At the factory level, the company typically runs two shifts. But when demand surges, they can run four shifts. They are about to move into a bigger factory in Eastern Europe. Pure understands which machines could be bottlenecks if demand surges and has redundant capacity that can be turned on to respond to those surges. 

Part of the success this high-tech innovator has been able to achieve have been based on “design for supply chain” and “design for postponement.” When design engineers are designing the product and looking at supplier capabilities, the design must include rules like all sourced component that have a lead time of more than 12 weeks must be reviewed for justification; Or, no component can be single sourced unless market justified and approved.

Design for postponement is based on the idea that products should move from being a standard product to a product customized for a customer as late in the process as possible. That is critical for Pure to be able to build, test, and ship a product within a day of getting the order.

Pure Storage also had detailed business continuity plans covering all kinds to different contingencies. These plans did not sit on bookshelves gathering dust. Pure practiced responding to various scenarios. Interestingly, Mr. Fitzgerald asserts that a LACK of automation is key to business continuity. A company must assume that key IT systems will go down. When that happens, the company must have the ability to respond with paper-based processes. This planning and practice paid dividends during the pandemic.

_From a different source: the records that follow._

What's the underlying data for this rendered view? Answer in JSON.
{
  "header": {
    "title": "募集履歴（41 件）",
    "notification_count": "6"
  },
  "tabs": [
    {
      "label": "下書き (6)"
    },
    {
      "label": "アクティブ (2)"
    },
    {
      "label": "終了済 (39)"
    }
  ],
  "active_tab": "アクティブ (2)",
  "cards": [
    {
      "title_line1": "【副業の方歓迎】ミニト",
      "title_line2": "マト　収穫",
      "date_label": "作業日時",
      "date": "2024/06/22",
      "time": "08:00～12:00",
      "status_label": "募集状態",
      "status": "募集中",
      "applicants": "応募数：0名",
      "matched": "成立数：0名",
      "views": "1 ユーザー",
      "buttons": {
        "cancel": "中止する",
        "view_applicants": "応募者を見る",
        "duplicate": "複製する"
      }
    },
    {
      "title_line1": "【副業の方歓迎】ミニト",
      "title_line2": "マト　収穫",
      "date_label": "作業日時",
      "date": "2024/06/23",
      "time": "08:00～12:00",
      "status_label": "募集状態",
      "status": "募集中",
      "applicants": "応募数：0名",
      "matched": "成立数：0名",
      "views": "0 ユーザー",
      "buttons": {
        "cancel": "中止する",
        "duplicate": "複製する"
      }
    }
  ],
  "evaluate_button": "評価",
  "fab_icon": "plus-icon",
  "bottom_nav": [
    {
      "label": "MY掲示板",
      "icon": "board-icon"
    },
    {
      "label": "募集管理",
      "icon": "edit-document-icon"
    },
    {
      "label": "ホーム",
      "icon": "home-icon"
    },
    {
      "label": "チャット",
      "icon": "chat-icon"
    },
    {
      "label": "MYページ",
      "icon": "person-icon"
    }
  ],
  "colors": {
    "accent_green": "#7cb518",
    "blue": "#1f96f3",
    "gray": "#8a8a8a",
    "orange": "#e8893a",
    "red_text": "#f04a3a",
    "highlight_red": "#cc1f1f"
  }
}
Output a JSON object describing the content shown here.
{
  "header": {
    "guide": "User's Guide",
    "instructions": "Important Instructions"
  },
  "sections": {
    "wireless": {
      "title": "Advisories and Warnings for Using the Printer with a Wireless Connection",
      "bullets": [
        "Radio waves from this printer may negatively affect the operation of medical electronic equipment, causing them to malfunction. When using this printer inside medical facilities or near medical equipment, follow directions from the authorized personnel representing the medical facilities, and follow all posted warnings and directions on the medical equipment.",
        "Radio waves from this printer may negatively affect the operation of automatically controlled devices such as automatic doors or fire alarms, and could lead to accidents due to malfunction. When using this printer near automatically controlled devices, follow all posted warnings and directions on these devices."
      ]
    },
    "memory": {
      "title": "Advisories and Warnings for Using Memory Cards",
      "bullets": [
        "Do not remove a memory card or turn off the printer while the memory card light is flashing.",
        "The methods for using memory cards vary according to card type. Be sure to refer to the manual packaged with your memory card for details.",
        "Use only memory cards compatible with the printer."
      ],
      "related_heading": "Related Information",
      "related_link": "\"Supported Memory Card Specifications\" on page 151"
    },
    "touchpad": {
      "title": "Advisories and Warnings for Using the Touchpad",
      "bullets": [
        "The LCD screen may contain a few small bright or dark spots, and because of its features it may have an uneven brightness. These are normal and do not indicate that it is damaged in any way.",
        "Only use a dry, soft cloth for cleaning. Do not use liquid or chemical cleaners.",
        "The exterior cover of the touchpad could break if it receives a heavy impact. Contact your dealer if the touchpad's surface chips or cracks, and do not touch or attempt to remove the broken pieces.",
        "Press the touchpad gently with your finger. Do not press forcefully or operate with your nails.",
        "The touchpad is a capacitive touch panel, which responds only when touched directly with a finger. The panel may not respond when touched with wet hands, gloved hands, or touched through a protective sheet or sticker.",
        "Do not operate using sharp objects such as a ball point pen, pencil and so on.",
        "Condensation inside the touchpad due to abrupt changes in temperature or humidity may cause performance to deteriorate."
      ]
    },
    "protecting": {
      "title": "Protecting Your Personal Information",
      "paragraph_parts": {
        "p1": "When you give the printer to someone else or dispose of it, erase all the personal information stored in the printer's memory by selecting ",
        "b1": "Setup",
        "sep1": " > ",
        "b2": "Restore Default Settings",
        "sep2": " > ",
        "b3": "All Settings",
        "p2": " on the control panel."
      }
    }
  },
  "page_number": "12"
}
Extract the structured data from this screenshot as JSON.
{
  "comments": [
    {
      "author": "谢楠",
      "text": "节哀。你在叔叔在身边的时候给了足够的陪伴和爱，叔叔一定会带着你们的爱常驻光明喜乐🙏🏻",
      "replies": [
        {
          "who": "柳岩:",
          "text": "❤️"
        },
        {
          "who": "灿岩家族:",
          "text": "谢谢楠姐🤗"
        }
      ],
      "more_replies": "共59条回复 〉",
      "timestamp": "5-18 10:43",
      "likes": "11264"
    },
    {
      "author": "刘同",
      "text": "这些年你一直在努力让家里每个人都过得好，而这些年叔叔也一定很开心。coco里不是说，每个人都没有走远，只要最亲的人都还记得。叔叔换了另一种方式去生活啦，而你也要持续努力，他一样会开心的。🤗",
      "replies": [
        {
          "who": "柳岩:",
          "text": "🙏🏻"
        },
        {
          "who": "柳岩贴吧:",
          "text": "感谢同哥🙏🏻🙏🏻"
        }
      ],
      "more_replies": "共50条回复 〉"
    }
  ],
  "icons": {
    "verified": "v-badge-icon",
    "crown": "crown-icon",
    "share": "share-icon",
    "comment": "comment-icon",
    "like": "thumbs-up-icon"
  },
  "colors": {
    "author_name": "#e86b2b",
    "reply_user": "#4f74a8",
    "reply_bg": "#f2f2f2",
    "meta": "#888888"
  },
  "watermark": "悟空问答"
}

Fairly early in the pandemic, the Institute for Supply Management reported that nearly 75 percent of companies reported supply chain disruptions in some capacity. Over time that number undoubtedly went up. Pure Storage was able to meet demand and ship throughout Covid-19. They know their competition did have disruptions. Pure Storage’s supply chain resilience allowed them to better serve their customers, gain market share, and helped protect their revenue stream.